Research shows over 20,000 emergency room visits per year were a direct result of sledding injuries in patients 19 and younger. Some Canadian cities, such as Hamilton, Ontario, have even continued to ban sledding, placing “No Tobogganing” signs on popular hills and a $105 fine on the winter activity.
Luckily in BC, sledding is still allowed in designated areas to keep everyone active during the cooler months. Michael A. Gleiber, MD offers the following tips in The Huffington Post so that you and your family can enjoy the snow safely:
- Helmets: “Dad, do I really need to wear that dorky helmet?” Yes!

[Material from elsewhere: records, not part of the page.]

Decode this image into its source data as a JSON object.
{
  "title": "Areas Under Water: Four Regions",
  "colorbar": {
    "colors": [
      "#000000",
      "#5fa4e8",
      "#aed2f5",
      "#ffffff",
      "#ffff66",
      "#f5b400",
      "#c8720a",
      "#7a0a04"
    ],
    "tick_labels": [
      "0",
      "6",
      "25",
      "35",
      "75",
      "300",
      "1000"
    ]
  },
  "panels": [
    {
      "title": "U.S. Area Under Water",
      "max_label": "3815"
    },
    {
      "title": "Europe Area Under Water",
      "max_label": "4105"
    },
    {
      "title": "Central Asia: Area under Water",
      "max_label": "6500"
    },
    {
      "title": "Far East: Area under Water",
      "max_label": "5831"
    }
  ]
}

As sleds can reach high speeds, a blow to the head could result in a concussion or more serious head injury. Children should always wear a helmet when sledding.
- Sled Gear: Opt for a sled with runners and a steering mechanism, rather than a piece of cardboard, toboggan, snow disc, or inflatable snow tube. Steering can help riders avoid unexpected obstacles.
- The Right Terrain: Choose a hill that is designated for sledding. Avoid sledding with hard-packed snow or ice that will make for a harder landing. If you see an obstacle and cannot stop or steer away from it, roll off the sled away from the obstacle.
- Feet First: Going head first down a hill puts you at a greater risk for head injury. Instead, sit on the sled facing forward.